3. A LA LUZ DEL EVANGELIO Y DE LA EXPERIENCIA HUMANA. El estatuto epistemológico a través del cual alcanza su cometido la teología moral, lo condensa el Vaticano II en la expresión «a la luz del evangelio y de la experiencia humana» (GS 46). De esta manera alude a la revelación bíblica, transmitida en la Iglesia por el Espíritu Santo, y al conocimiento racional. «En la base de toda la reflexión que la Iglesia lleva a cabo está la conciencia de ser depositaria de un mensaje que tiene su origen en Dios mismo» (FR 7); pero hay también «un camino que el hombre, si quiere, puede recorrer; inicia con la capacidad de la razón de levantarse más allá de lo contingente para ir hacia lo infinito» (FR 24).

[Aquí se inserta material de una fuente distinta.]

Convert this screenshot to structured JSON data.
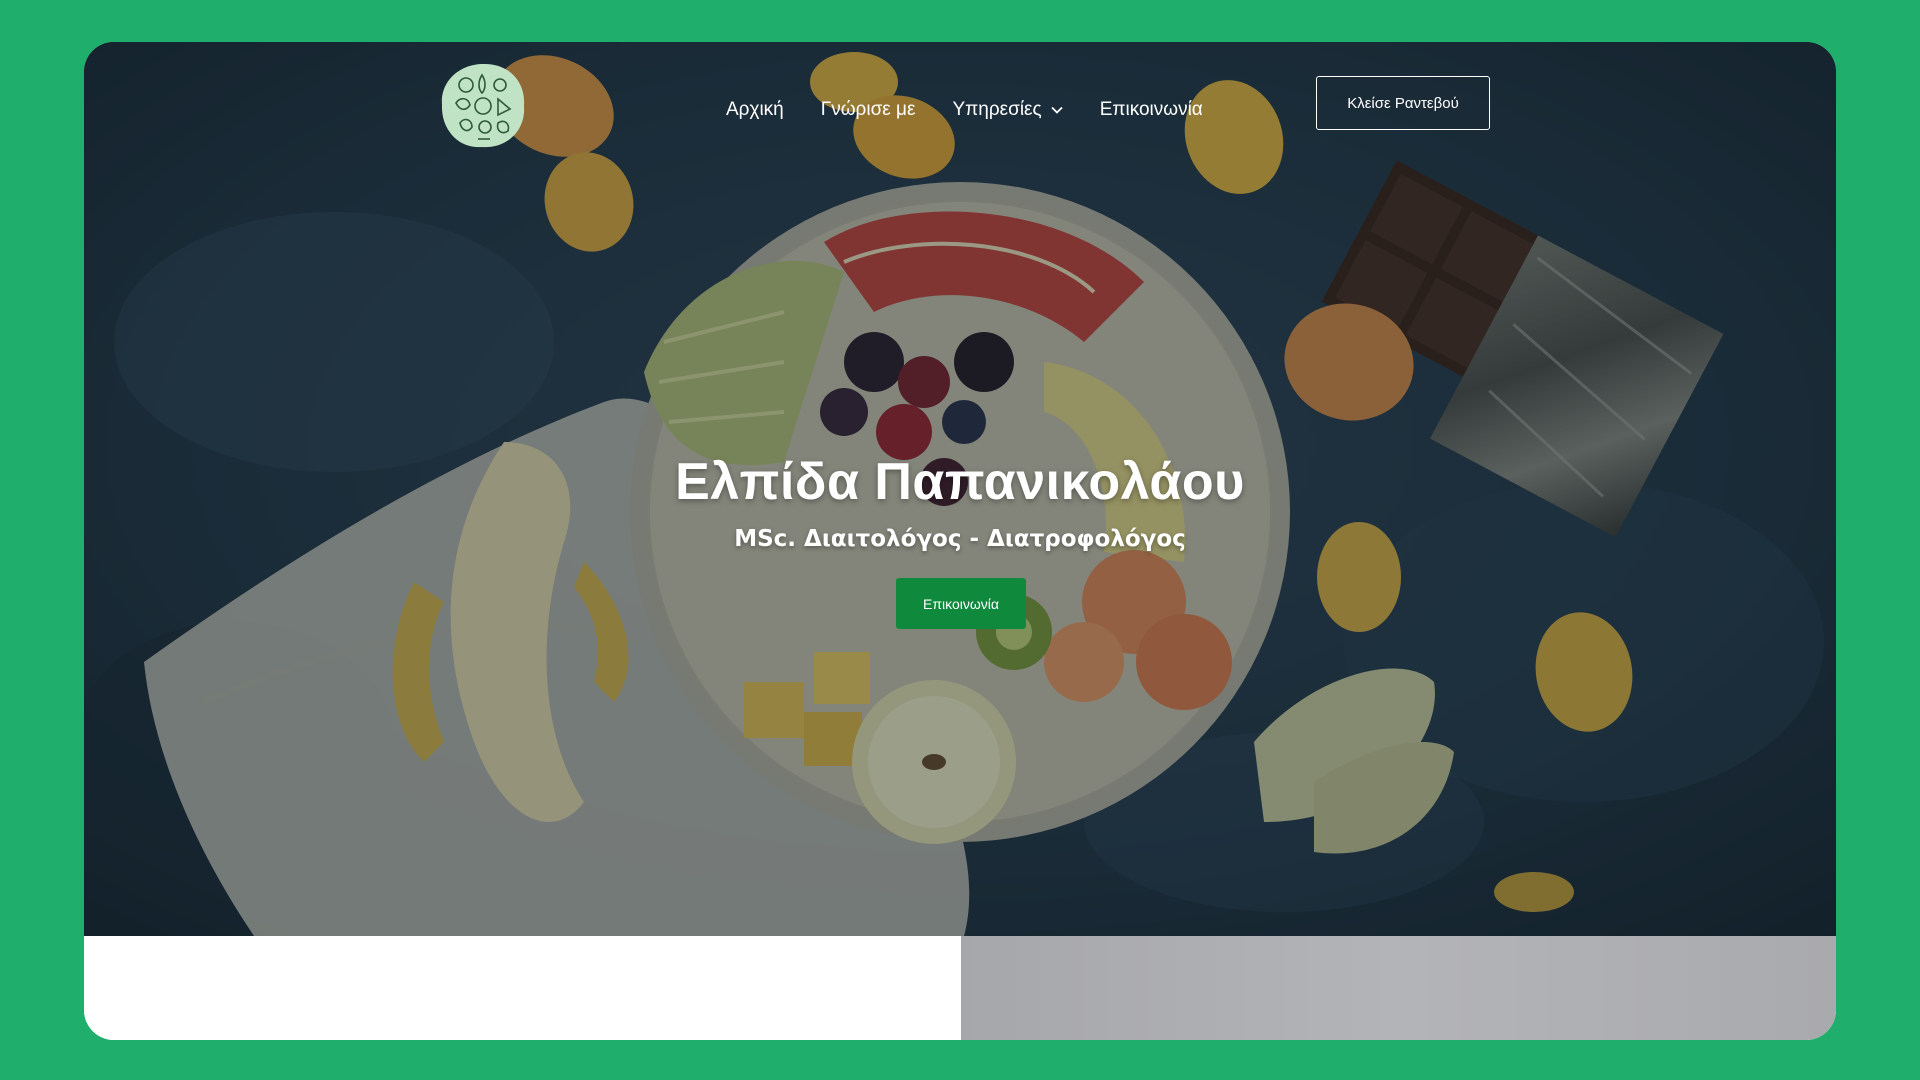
{
  "header": {
    "logo_icon": "fruit-and-vegetable-circle-logo",
    "nav": [
      {
        "label": "Αρχική"
      },
      {
        "label": "Γνώρισε με"
      },
      {
        "label": "Υπηρεσίες",
        "has_dropdown": true
      },
      {
        "label": "Επικοινωνία"
      }
    ],
    "book_button": "Κλείσε Ραντεβού"
  },
  "hero": {
    "title": "Ελπίδα Παπανικολάου",
    "subtitle": "MSc. Διαιτολόγος - Διατροφολόγος",
    "cta": "Επικοινωνία"
  },
  "colors": {
    "page_background": "#1fae6c",
    "cta_button": "#0f8a3c",
    "hero_background": "#1d2b36"
  }
}
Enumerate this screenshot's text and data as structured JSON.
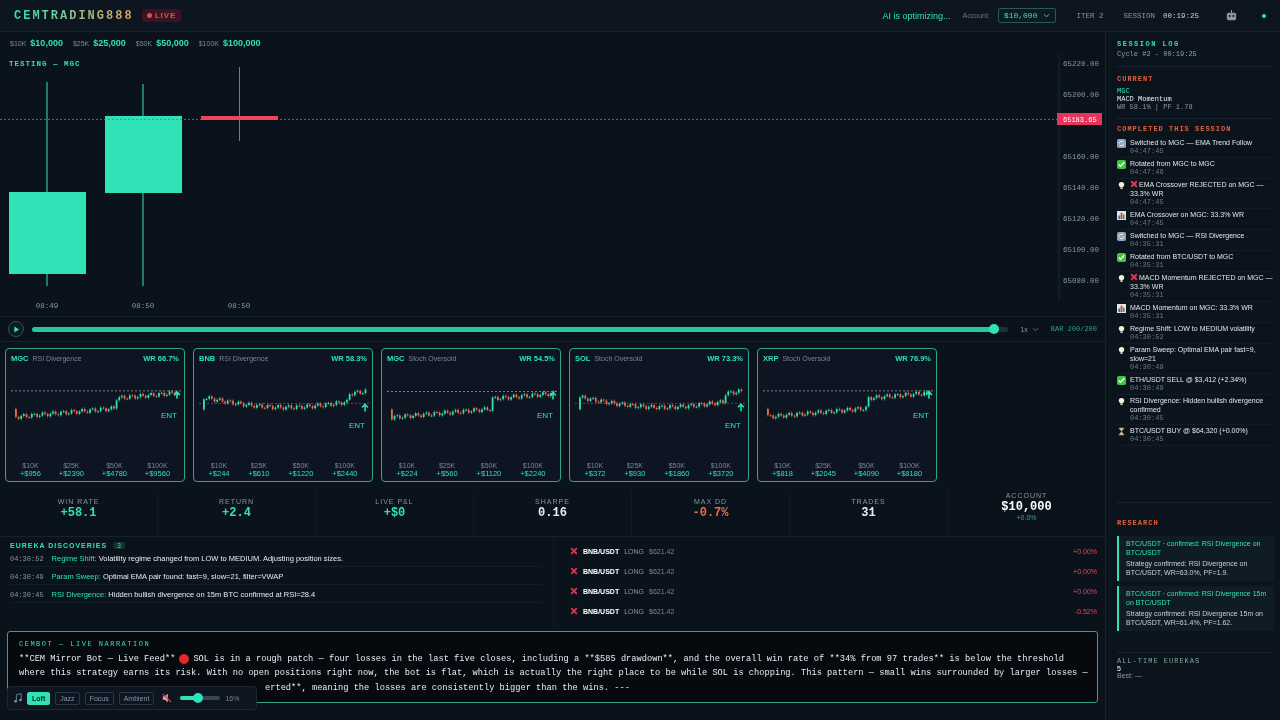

La ética es cristiana en la medida en que se refiere a Cristo, Palabra definitiva de Dios al mundo. Es, pues, esencial la fundamentación bíblica. La Sagrada Escritura es el alma de la teología y el evangelio, «fuente de toda verdad salvadora y de toda norma de conducta» (DV 7). Por ello, la exposición científica de la teología moral debe nutrirse de la doctrina de la Sagrada Escritura (OT 16; cf FR 21-22).

Así pues, la reflexión teológica ha de estar bajo el juicio de la palabra de Dios, superando una teología moral anclada en planteamientos y categorías filosóficas y jurídicas. Este reconocimiento lleva a la afirmación de que en la Sagrada Escritura se encuentran formuladas las principales verdades de la moral cristiana. Aunque no es un tratado sistemático de moral, sí contiene principios, valores y normas que deben regular la vida del cristiano; y contiene, sobre todo, la verdad sobre el hombre y su destino. Sobre esta verdad está llamado el ser humano a construir la propia personalidad.

En relación a las normas morales, la Sagrada Escritura aporta, ante todo, las normas fundamentales o trascendentales, es decir, las normas que expresan la intencionalidad profunda de la existencia moral y que guían la autorrealización del hombre en su totalidad frente a la llamada de Dios. Pero ofrece también otras normas más concretas y particulares, normas categoriales como las llaman algunos teólogos. Su existencia es evidente en los libros sagrados: son numerosas, concretas y detalladas. Por una parte, existe una conexión entre las orientaciones fundamentales y estas normas particulares. Por otra, precisamente en cuanto particulares, es posible percibir en la Escritura cierta evolución y cambio. Se puede constatar su carácter histórico y provisional, condicionado por el ambiente socio-cultural.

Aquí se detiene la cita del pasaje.